How to Safeguard High‑Volume Contract Queries with Bloom Filters and Redis Caching
This article analyzes the massive daily query load on JD Logistics' contract center, identifies cache‑penetration issues, and proposes a three‑layer protection architecture—Bloom filter, Redis cache, and database fallback—detailing implementation steps, performance metrics, and consistency handling.
Background
The JD Logistics Contract Center is the single entry point for contract creation, stamping, customization, archiving and querying across many business lines. The billing system queries the center for each logistics order to verify that a merchant has a signed contract and to calculate accurate fees.
Workload Characteristics
Average daily query volume ≈ 20 million (≈ 2000 万) requests.
Peak traffic reaches 40 k requests per minute during office hours (09:00‑12:00, 13:00‑18:00).
~40 % of queries return no result because the merchant has never signed a contract; the remaining queries typically return 3‑5 contracts per merchant.
Requests are largely random and contain many invalid merchant identifiers.
Three‑Layer Protection Architecture
To sustain the high‑concurrency workload while guaranteeing data consistency, a three‑layer design is applied:
Bloom filter layer – filters out the majority of invalid requests (cache‑penetration).
Redis cache layer – serves most valid queries with low latency.
Database fallback layer – provides the ultimate source of truth when the first two layers miss.
Cache‑database consistency is maintained by broadcasting contract‑status updates through a message‑queue (MQ) to all nodes.
Layer 1 – Local Bloom Filter
A Bloom filter uses a fixed‑size bitmap and multiple hash functions to test element existence without storing the actual keys. It offers:
Space‑efficient bit representation.
O(K) insertion and query time (K = number of hash functions).

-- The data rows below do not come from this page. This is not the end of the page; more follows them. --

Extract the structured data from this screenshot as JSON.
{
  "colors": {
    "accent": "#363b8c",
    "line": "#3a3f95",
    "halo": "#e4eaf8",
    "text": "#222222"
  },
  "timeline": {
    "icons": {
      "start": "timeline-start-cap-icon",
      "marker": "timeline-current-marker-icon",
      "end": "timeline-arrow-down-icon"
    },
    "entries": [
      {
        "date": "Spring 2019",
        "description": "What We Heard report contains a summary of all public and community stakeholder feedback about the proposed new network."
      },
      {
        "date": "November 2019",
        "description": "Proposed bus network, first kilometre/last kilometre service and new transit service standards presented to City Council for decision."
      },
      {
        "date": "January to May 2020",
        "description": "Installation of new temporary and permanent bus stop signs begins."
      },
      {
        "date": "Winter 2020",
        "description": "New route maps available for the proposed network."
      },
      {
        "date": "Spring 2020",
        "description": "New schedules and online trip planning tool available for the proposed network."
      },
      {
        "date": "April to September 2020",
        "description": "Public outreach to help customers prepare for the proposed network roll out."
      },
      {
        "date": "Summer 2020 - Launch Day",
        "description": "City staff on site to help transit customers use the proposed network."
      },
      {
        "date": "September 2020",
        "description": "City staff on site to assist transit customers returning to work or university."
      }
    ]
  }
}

Parallelizable hash computation.
Drawbacks are a configurable false‑positive rate and the inability to delete elements. Because contract data is immutable, deletion is not required. The filter is instantiated locally on each application instance to avoid an extra network hop. When a new contract is created or an existing one changes, the change is broadcast via MQ so every instance updates its filter consistently.
Layer 2 – Redis Cache
Redis stores contract lists keyed by merchant_code. If a request does not contain a merchant code, the service first resolves the code from merchant name or business account, then queries Redis. This key design keeps Redis keys small and avoids large “big‑key” problems.
Cache‑related risks and mitigations:
Cache avalanche : set TTL with a random offset (e.g., 1‑3 minutes) so expirations are spread over time.

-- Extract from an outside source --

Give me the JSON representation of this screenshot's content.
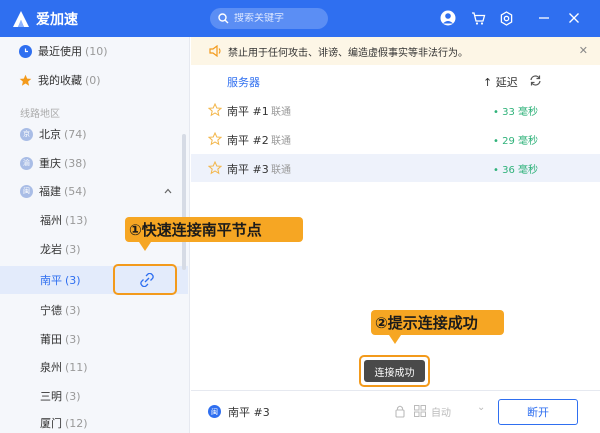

Cache breakdown : use a distributed lock (e.g., RedLock) so that only one request builds the cache on a miss while others wait.
Never‑expire cache : keep contracts in Redis indefinitely and refresh them via a background job; this eliminates sudden expirations.

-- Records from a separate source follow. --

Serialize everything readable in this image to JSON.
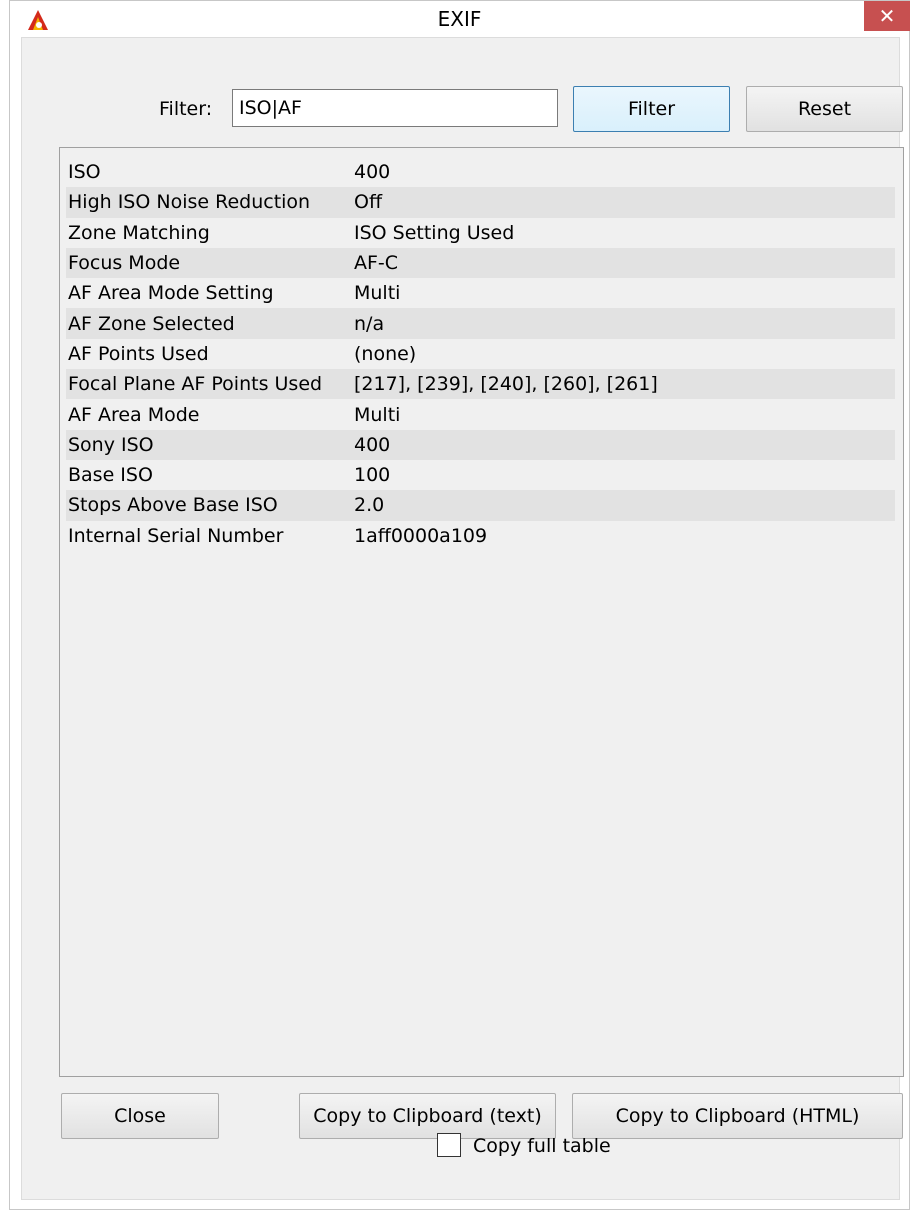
{
  "window": {
    "title": "EXIF",
    "close_glyph": "✕"
  },
  "filter": {
    "label": "Filter:",
    "value": "ISO|AF",
    "filter_button": "Filter",
    "reset_button": "Reset"
  },
  "table": {
    "rows": [
      {
        "key": "ISO",
        "value": "400"
      },
      {
        "key": "High ISO Noise Reduction",
        "value": "Off"
      },
      {
        "key": "Zone Matching",
        "value": "ISO Setting Used"
      },
      {
        "key": "Focus Mode",
        "value": "AF-C"
      },
      {
        "key": "AF Area Mode Setting",
        "value": "Multi"
      },
      {
        "key": "AF Zone Selected",
        "value": "n/a"
      },
      {
        "key": "AF Points Used",
        "value": "(none)"
      },
      {
        "key": "Focal Plane AF Points Used",
        "value": "[217], [239], [240], [260], [261]"
      },
      {
        "key": "AF Area Mode",
        "value": "Multi"
      },
      {
        "key": "Sony ISO",
        "value": "400"
      },
      {
        "key": "Base ISO",
        "value": "100"
      },
      {
        "key": "Stops Above Base ISO",
        "value": "2.0"
      },
      {
        "key": "Internal Serial Number",
        "value": "1aff0000a109"
      }
    ]
  },
  "footer": {
    "close_button": "Close",
    "copy_text_button": "Copy to Clipboard (text)",
    "copy_html_button": "Copy to Clipboard (HTML)",
    "copy_full_table_label": "Copy full table",
    "copy_full_table_checked": false
  },
  "colors": {
    "close_button_bg": "#c75050",
    "focused_button_border": "#3c7fb1",
    "alt_row_bg": "#e2e2e2"
  }
}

Cache consistency is achieved by listening to contract‑status change events and broadcasting delete or update commands through MQ, ensuring stale entries are removed promptly.
Layer 3 – Database Fallback
If a request bypasses both the Bloom filter and Redis, the service queries the relational database. To protect the DB during traffic spikes (e.g., promotional events), a ducc switch can temporarily disable DB access when load exceeds a predefined threshold.
Additional safeguards:
Pre‑cache all merchant‑contract data with randomized TTLs during off‑peak hours to smooth sudden traffic bursts.
Monitor DB‑access threads and throttle when concurrency approaches limits.
Key Operational Metrics
Average daily queries: ~20 M, evenly distributed across the day.
Peak QPS: ~667 (40 k/min).
Invalid‑query ratio: ~40 %.
Typical result set size per merchant: 3‑5 contracts.
Conclusion
The combination of a local Bloom filter, Redis caching with randomized TTL and distributed locking, and a guarded database fallback provides a robust solution for high‑concurrency contract queries. MQ‑driven cache invalidation guarantees data consistency, while the ducc switch and pre‑caching protect the database from overload during traffic spikes.